Try Speech Synthesis

Try Speech Synthesis #

MMDAgent-EX by default has two speech synthesis engines, Open JTalk for Japanese and FLite+HTS_Engine for English. They are HMM-based light-weight, small latency engines.

You may prefer another modern synthesis engines. If so, try running it outside and connect via socket or run as sub-module, and feed the synthesized speech data to MMDAgent-EX.

The example content has sample voice models for both engines. This page explains the procedure to test the text-speech function.

Before start #

MMDAgent-EX plays synthesized speech from the default audio output device. Please set the sound device you want to play the speech as the default output device.

Run test #

The dialogue script of the Example content is pre-configured to perform speech synthesis. After the content is launched,

  • Press 1 key to hear Japanese synthesized speech saying “こんにちは!よろしくね!”, along with the lip sync of the CG model.
  • Press 2 key to hear English voice saying “Hello! My name is gene. How can I help you?”.
How it works

The dialogue script waits in the LOOP state after loading the model and motion as shown below. Here, pressing the keys issue the speech synthesis message SYNTH_START.

The engines has different voice name definitions (mei_voice_* for Open JTalk and slt_voice_* for FLite+HTS_Engine), and the matching engine will take action. The voice name definition is in the file main.ojt for Open JTalk and main.fph for FLite+HTS_Engine in the example content.

0 LOOP:
    <eps> STAGE|images/floor_green.png,images/back_white.png
    <eps> MODEL_ADD|0|gene/Gene.pmd
    MODEL_EVENT_ADD|0  MOTION_ADD|0|base|motions/wait/01_Wait.vmd|FULL|LOOP|ON|OFF
    <eps> CAMERA|0,15.25,0|4.5,0,0|22.4|27.0

LOOP LOOP:
    KEY|1 SYNTH_START|0|mei_voice_normal|こんにちは!よろしくね!

LOOP LOOP:
    KEY|2 SYNTH_START|0|slt_voice_normal|"Hello! My name is gene. How can I help you?"

Messages to Start Speech Synthesis #

The various modules of MMDAgent-EX, including the synthesis modules, communicate through messages. Below, some messages for speech synthesis is briefly described.
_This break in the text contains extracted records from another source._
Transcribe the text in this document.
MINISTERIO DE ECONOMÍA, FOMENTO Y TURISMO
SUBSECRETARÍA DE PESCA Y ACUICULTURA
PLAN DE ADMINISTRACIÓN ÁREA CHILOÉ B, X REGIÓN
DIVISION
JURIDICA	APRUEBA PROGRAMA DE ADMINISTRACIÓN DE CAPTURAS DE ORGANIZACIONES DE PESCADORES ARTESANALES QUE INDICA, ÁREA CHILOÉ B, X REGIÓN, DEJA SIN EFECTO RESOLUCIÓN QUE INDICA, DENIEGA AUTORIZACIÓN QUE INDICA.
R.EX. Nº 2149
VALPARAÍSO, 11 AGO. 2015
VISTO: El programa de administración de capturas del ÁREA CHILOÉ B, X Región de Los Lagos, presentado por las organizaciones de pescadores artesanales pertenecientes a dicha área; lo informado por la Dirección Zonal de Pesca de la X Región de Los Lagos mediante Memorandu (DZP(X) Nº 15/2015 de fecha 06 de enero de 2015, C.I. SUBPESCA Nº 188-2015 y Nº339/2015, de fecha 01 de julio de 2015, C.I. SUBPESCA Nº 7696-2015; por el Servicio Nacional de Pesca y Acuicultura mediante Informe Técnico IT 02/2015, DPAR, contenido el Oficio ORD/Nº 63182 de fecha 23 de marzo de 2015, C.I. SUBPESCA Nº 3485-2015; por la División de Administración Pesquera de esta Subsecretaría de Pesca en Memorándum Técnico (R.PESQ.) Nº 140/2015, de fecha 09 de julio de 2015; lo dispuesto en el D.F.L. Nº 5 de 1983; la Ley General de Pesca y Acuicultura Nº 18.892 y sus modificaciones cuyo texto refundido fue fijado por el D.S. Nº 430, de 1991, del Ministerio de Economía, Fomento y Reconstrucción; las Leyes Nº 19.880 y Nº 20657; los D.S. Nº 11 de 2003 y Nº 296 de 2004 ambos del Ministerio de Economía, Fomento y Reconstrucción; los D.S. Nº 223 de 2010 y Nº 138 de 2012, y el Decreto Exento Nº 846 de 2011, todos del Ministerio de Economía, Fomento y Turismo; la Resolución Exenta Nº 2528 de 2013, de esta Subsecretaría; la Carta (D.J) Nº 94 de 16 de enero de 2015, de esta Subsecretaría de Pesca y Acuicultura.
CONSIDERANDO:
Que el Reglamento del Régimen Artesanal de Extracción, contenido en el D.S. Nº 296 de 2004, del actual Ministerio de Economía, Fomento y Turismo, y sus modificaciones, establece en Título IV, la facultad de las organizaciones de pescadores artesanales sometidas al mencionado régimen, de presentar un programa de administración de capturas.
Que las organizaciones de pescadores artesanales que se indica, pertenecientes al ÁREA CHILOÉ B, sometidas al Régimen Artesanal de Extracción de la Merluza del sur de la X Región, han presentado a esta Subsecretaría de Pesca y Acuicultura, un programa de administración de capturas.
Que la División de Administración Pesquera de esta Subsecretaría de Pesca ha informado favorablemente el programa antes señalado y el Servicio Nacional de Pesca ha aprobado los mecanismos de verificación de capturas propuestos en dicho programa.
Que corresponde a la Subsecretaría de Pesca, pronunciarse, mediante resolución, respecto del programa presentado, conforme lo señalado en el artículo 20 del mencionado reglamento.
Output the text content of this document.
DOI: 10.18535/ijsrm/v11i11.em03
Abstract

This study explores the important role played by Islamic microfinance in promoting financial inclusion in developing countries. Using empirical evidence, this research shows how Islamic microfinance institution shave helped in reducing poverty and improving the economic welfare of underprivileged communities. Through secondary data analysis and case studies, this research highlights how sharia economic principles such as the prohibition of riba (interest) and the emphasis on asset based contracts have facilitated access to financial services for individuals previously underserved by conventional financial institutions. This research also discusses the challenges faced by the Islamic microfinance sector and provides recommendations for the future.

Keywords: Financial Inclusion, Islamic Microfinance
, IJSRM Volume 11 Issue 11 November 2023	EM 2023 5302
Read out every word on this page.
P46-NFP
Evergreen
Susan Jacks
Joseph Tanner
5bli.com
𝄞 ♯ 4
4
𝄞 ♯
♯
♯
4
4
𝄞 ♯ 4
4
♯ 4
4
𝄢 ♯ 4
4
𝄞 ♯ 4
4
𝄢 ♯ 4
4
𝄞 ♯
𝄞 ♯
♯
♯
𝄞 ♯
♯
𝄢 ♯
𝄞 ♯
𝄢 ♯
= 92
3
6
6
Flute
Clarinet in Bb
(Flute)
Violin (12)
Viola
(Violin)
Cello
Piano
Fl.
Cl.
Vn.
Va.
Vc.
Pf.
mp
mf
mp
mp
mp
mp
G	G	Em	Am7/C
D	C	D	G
You can see the live message by output log.

SYNTH_START #

The speech synthesis module executes speech synthesis when a SYNTH_START message was issued by other modules. To tell module to start synthesizing speech, issue the following SYNTH_START message.

SYNTH_START|(model alias)|(voice name)|“utterance text.”

The (voice name) specifies the voice name defined in the voice definition file. The .ojt file (defs for Japanese Open JTalk) and .fph file (defs for English FLite+HTS_Engine) with the same prefix of the content .mdf file will be loaded. In the example content, the following names are defined:

# English voice names (FLite+HTS_Engine)
# defined in main.fph
slt_voice_normal
slt_voice_fast
slt_voice_slow
slt_voice_high
slt_voice_low

# Japanese voice names (Open JTalk)
# defined in main.ojt
mei_voice_normal
mei_voice_angry
mei_voice_bashful
mei_voice_happy
mei_voice_sad
mei_voice_fast
mei_voice_slow
mei_voice_high
mei_voice_low

Please enter the synthesizing text in UTF-8.

SYNTH_EVENT_START, SYNTH_EVENT_STOP #

The voice synthesis module outputs messages in response to internal state changes. It outputs SYNTH_EVENT_START when voice output begins, and SYNTH_EVENT_STOP when the output ends. By monitoring these events, you can trigger actions at the start of the voice and wait for the voice output to finish.

SYNTH_EVENT_START|(model alias)
SYNTH_EVENT_STOP|(model alias)

Try with Any Text via Web interface #

While running MMDAgent-EX, open the following page on the same machine. A textbox connected to MMDAgent-EX will be displayed.

Paste the following message into the textbox and press the Send button. Verify that a synthesized voice is produced.

SYNTH_START|0|slt_voice_happy|“Nice to meet you!”

The Open JTalk module is located in the Plugins subdirectory of the directory containing the executable file, and is named Plugin_Open_JTalk.dll (or .so). The Flite+HTS_Engine is Plugin_Flite_plus_hts_engine.dll (or .so).

The voice models and its voice name configuration files should be prepared on the content side. In the example, voice models are in the voice/mei and voice/slt directory, and the configuration file is main.ojt and main.fph. The configuration file defines the “voice names” specified in the messages.